Foolish is a polite word for what it sounds like. Make sure to check this out as well:
Thus Chicago’s Casey Mulligan suggests that unemployment is so high because many workers are choosing not to take jobs: “Employees face financial incentives that encourage them not to work . . . decreased employment is explained more by reductions in the supply of labor (the willingness of people to work) and less by the demand for labor (the number of workers that employers need to hire).” Mulligan has suggested, in particular, that workers are choosing to remain unemployed because that improves their odds of receiving mortgage relief. And Cochrane declares that high unemployment is actually good: “We should have a recession. People who spend their lives pounding nails in Nevada need something else to do.”
No joke. Jobs aren't scarce, and neither were they scarce during the Great Depression. People just didn't want to work, so they willingly became unemployed. That seems to accord perfectly with everything we know about the Great Depression... er... what!?

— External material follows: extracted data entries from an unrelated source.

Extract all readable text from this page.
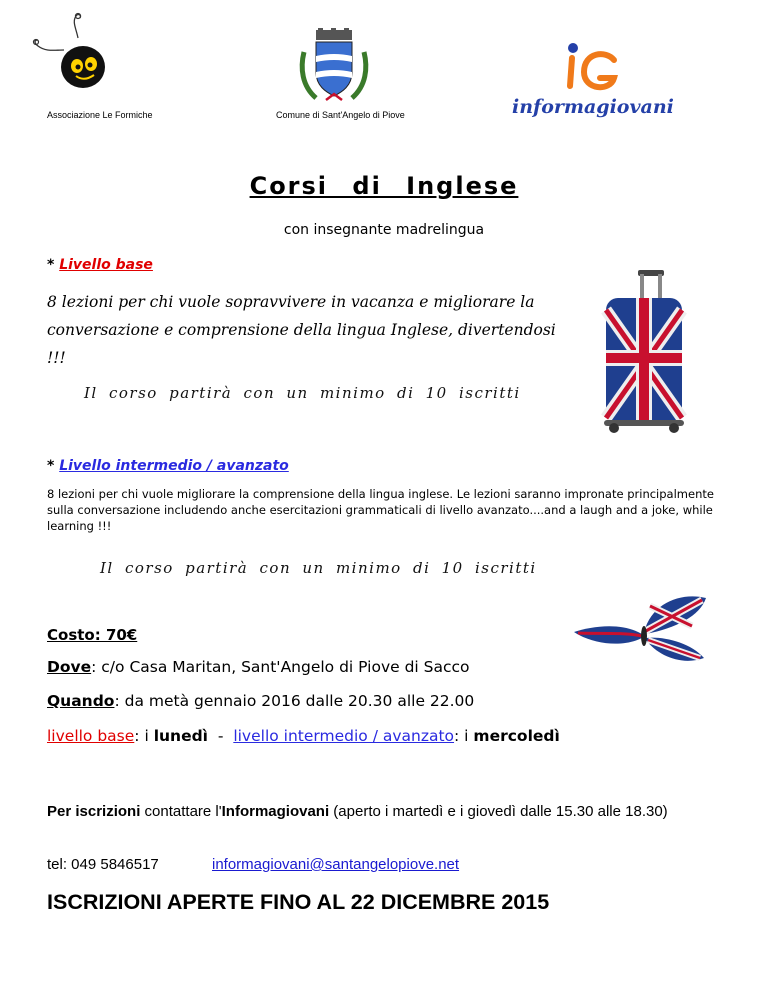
Associazione Le Formiche	Comune di Sant'Angelo di Piove	informagiovani
Corsi di Inglese
con insegnante madrelingua
* Livello base
8 lezioni per chi vuole sopravvivere in vacanza e migliorare la conversazione e comprensione della lingua Inglese, divertendosi !!!
Il corso partirà con un minimo di 10 iscritti
* Livello intermedio / avanzato
8 lezioni per chi vuole migliorare la comprensione della lingua inglese. Le lezioni saranno impronate principalmente sulla conversazione includendo anche esercitazioni grammaticali di livello avanzato....and a laugh and a joke, while learning !!!
Il corso partirà con un minimo di 10 iscritti
Costo: 70€
Dove: c/o Casa Maritan, Sant'Angelo di Piove di Sacco
Quando: da metà gennaio 2016 dalle 20.30 alle 22.00
livello base: i lunedì  -  livello intermedio / avanzato: i mercoledì
Per iscrizioni contattare l'Informagiovani (aperto i martedì e i giovedì dalle 15.30 alle 18.30)
tel: 049 5846517	informagiovani@santangelopiove.net
ISCRIZIONI APERTE FINO AL 22 DICEMBRE 2015
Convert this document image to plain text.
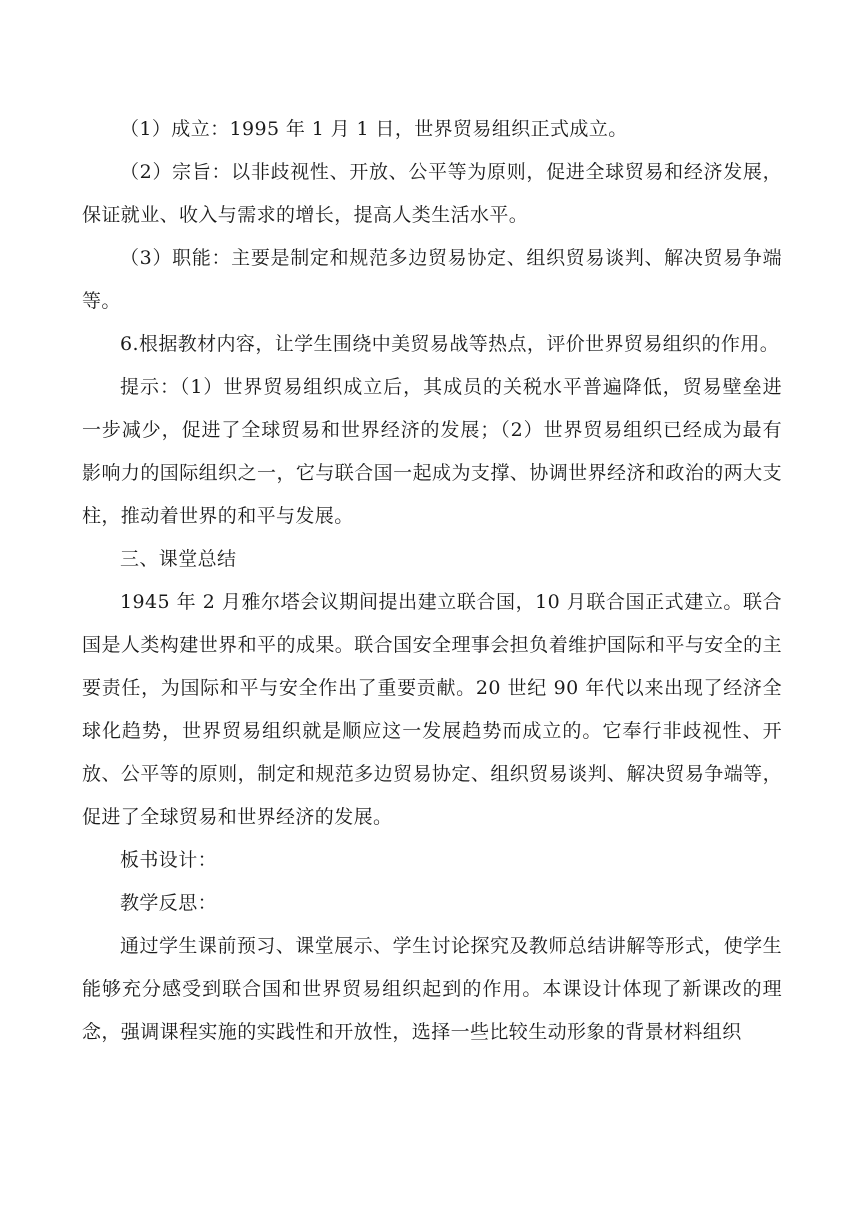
（1）成立：1995 年 1 月 1 日，世界贸易组织正式成立。

（2）宗旨：以非歧视性、开放、公平等为原则，促进全球贸易和经济发展，保证就业、收入与需求的增长，提高人类生活水平。

（3）职能：主要是制定和规范多边贸易协定、组织贸易谈判、解决贸易争端等。

6.根据教材内容，让学生围绕中美贸易战等热点，评价世界贸易组织的作用。

提示：（1）世界贸易组织成立后，其成员的关税水平普遍降低，贸易壁垒进一步减少，促进了全球贸易和世界经济的发展；（2）世界贸易组织已经成为最有影响力的国际组织之一，它与联合国一起成为支撑、协调世界经济和政治的两大支柱，推动着世界的和平与发展。

三、课堂总结

1945 年 2 月雅尔塔会议期间提出建立联合国，10 月联合国正式建立。联合国是人类构建世界和平的成果。联合国安全理事会担负着维护国际和平与安全的主要责任，为国际和平与安全作出了重要贡献。20 世纪 90 年代以来出现了经济全球化趋势，世界贸易组织就是顺应这一发展趋势而成立的。它奉行非歧视性、开放、公平等的原则，制定和规范多边贸易协定、组织贸易谈判、解决贸易争端等，促进了全球贸易和世界经济的发展。

板书设计：

教学反思：

通过学生课前预习、课堂展示、学生讨论探究及教师总结讲解等形式，使学生能够充分感受到联合国和世界贸易组织起到的作用。本课设计体现了新课改的理念，强调课程实施的实践性和开放性，选择一些比较生动形象的背景材料组织
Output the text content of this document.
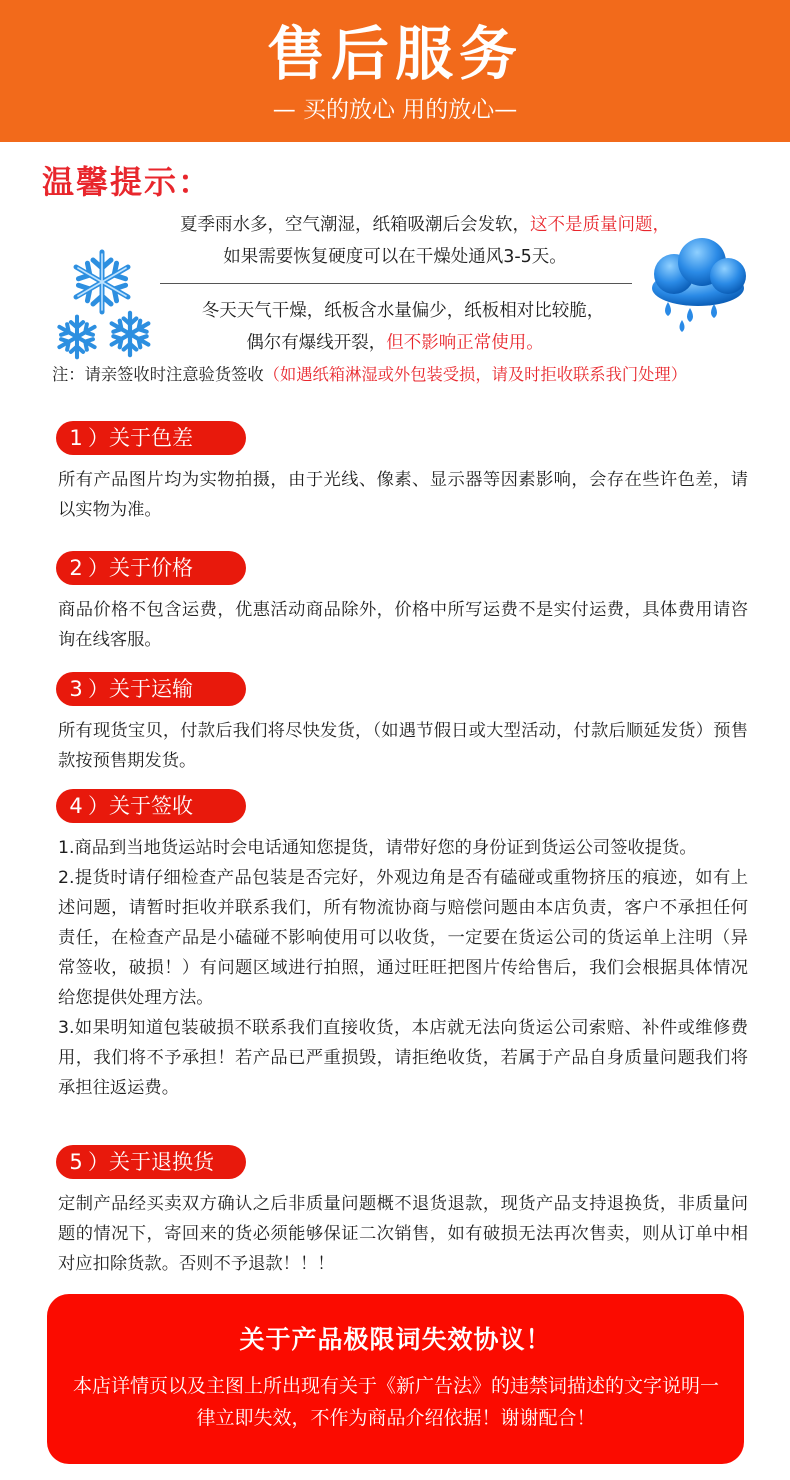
售后服务
— 买的放心 用的放心—
温馨提示：
夏季雨水多，空气潮湿，纸箱吸潮后会发软，这不是质量问题，
如果需要恢复硬度可以在干燥处通风3-5天。
冬天天气干燥，纸板含水量偏少，纸板相对比较脆，
偶尔有爆线开裂，但不影响正常使用。
注：请亲签收时注意验货签收（如遇纸箱淋湿或外包装受损，请及时拒收联系我门处理）
1 ）关于色差

所有产品图片均为实物拍摄，由于光线、像素、显示器等因素影响，会存在些许色差，请以实物为准。

2 ）关于价格

商品价格不包含运费，优惠活动商品除外，价格中所写运费不是实付运费，具体费用请咨询在线客服。

3 ）关于运输

所有现货宝贝，付款后我们将尽快发货，（如遇节假日或大型活动，付款后顺延发货）预售款按预售期发货。

4 ）关于签收

1.商品到当地货运站时会电话通知您提货，请带好您的身份证到货运公司签收提货。

2.提货时请仔细检查产品包装是否完好，外观边角是否有磕碰或重物挤压的痕迹，如有上述问题，请暂时拒收并联系我们，所有物流协商与赔偿问题由本店负责，客户不承担任何责任，在检查产品是小磕碰不影响使用可以收货，一定要在货运公司的货运单上注明（异常签收，破损！）有问题区域进行拍照，通过旺旺把图片传给售后，我们会根据具体情况给您提供处理方法。

3.如果明知道包装破损不联系我们直接收货，本店就无法向货运公司索赔、补件或维修费用，我们将不予承担！若产品已严重损毁，请拒绝收货，若属于产品自身质量问题我们将承担往返运费。

5 ）关于退换货

定制产品经买卖双方确认之后非质量问题概不退货退款，现货产品支持退换货，非质量问题的情况下，寄回来的货必须能够保证二次销售，如有破损无法再次售卖，则从订单中相对应扣除货款。否则不予退款！！！

关于产品极限词失效协议！
本店详情页以及主图上所出现有关于《新广告法》的违禁词描述的文字说明一律立即失效，不作为商品介绍依据！谢谢配合！
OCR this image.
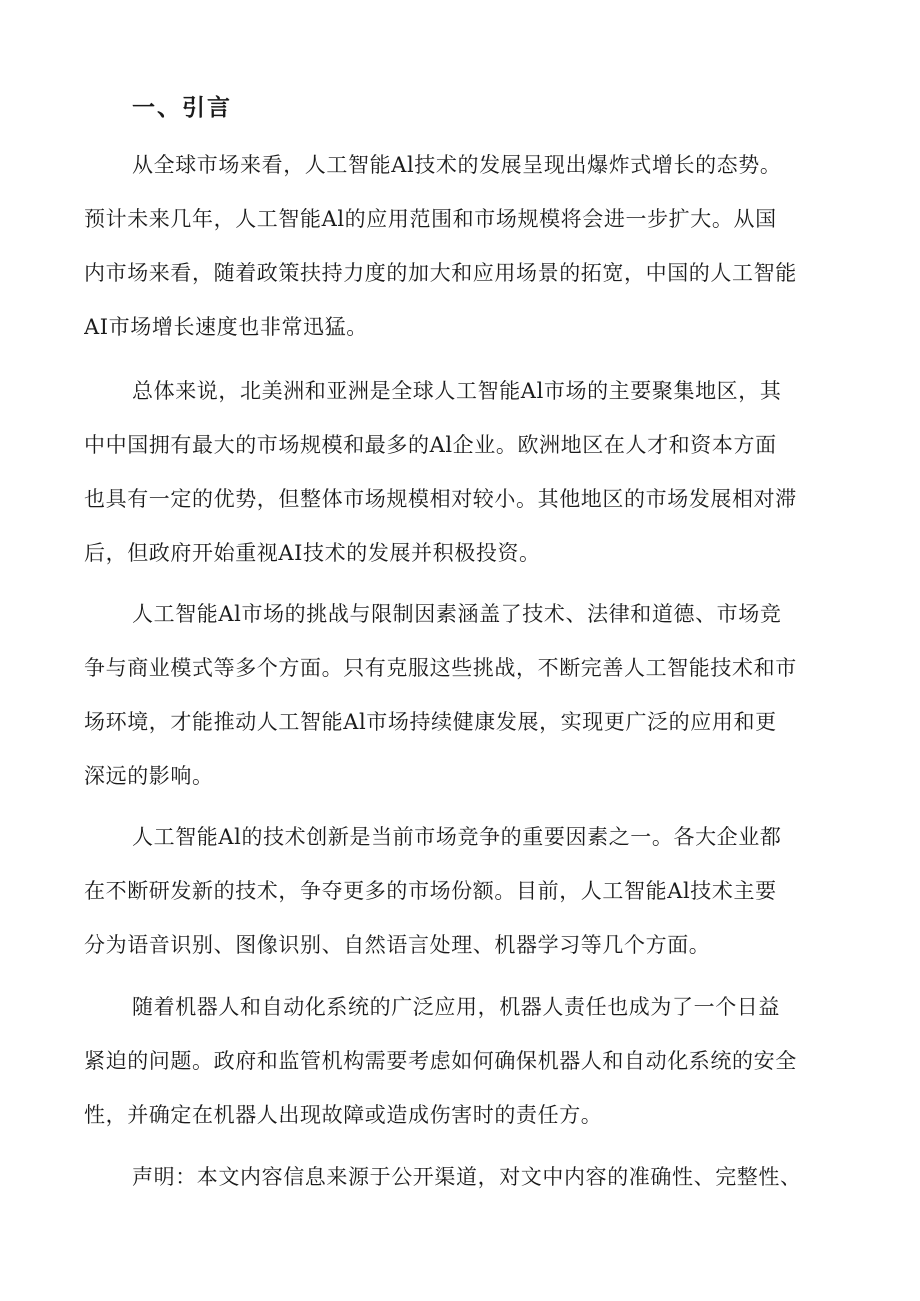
一、引言
从全球市场来看，人工智能Al技术的发展呈现出爆炸式增长的态势。
预计未来几年，人工智能Al的应用范围和市场规模将会进一步扩大。从国
内市场来看，随着政策扶持力度的加大和应用场景的拓宽，中国的人工智能
AI市场增长速度也非常迅猛。
总体来说，北美洲和亚洲是全球人工智能Al市场的主要聚集地区，其
中中国拥有最大的市场规模和最多的Al企业。欧洲地区在人才和资本方面
也具有一定的优势，但整体市场规模相对较小。其他地区的市场发展相对滞
后，但政府开始重视AI技术的发展并积极投资。
人工智能Al市场的挑战与限制因素涵盖了技术、法律和道德、市场竞
争与商业模式等多个方面。只有克服这些挑战，不断完善人工智能技术和市
场环境，才能推动人工智能Al市场持续健康发展，实现更广泛的应用和更
深远的影响。
人工智能Al的技术创新是当前市场竞争的重要因素之一。各大企业都
在不断研发新的技术，争夺更多的市场份额。目前，人工智能Al技术主要
分为语音识别、图像识别、自然语言处理、机器学习等几个方面。
随着机器人和自动化系统的广泛应用，机器人责任也成为了一个日益
紧迫的问题。政府和监管机构需要考虑如何确保机器人和自动化系统的安全
性，并确定在机器人出现故障或造成伤害时的责任方。
声明：本文内容信息来源于公开渠道，对文中内容的准确性、完整性、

Didn't any of these people ever read Grapes of Wrath?

It's amazing to me, as someone outside the economics world, that these neoclassical hardliners have spent the better part of 60 years arguing that all unemployment is voluntary. Crazy stuff. I suspect that there is no such thing as involuntary employment, according to these dogmatists, because admitting there was would license the modus tollens: if all unemployment isn't voluntary, then markets are not inherently efficient and rational. Of course, those premises about inherent efficiency and strategic-rationality are the founding pillars of their whole intellectual edifice. One doesn't even really bring them up to talk about them, much less question them. They are to be worshiped not trifled with. That's how you come up with nuggets like this:
In 2004, Alan Greenspan dismissed talk of a housing bubble: “a national severe price distortion,” he declared, was “most unlikely.” Home-price increases, Ben Bernanke said in 2005, “largely reflect strong economic fundamentals.”

[...]

But there was something else going on: a general belief that bubbles just don’t happen. What’s striking, when you reread Greenspan’s assurances, is that they weren’t based on evidence — they were based on the a priori assertion that there simply can’t be a bubble in housing.
Right. Because you can't say there's such things as bubbles lest you expose those magical pillars about efficiency to empirical questioning. As Krugman explains:
But it was inevitable that freshwater economists would find themselves trapped in this cul-de-sac: if you start from the assumption that people are perfectly rational and markets are perfectly efficient, you have to conclude that unemployment is voluntary and recessions are desirable.
Krugman insinuates (but leaves it at the level of insinuation) that some of the currency that this moronic dogma has in the Economics profession owes to its instrumental value (esp. in the 80s) in aiding financiers in landing massive profits. This isn't really very surprising, when you think about it. If you said something critical about the stock prices in the late 90s, if you threatened the neoclassical dogma with talk of recessions or bubbles, you were cast aside as a cook. And not just in the 'academic world'. In industry, people often don't want to seem to listen to nay-sayers when everyone seems to be having a good time and making a ton of money. This is how massive deceptions like Enron and Madoff go down. People are told they're making great returns, and they don't really bother to see if that's sustainable or even really true. Just keep the $$$ flowing. Some rational system indeed.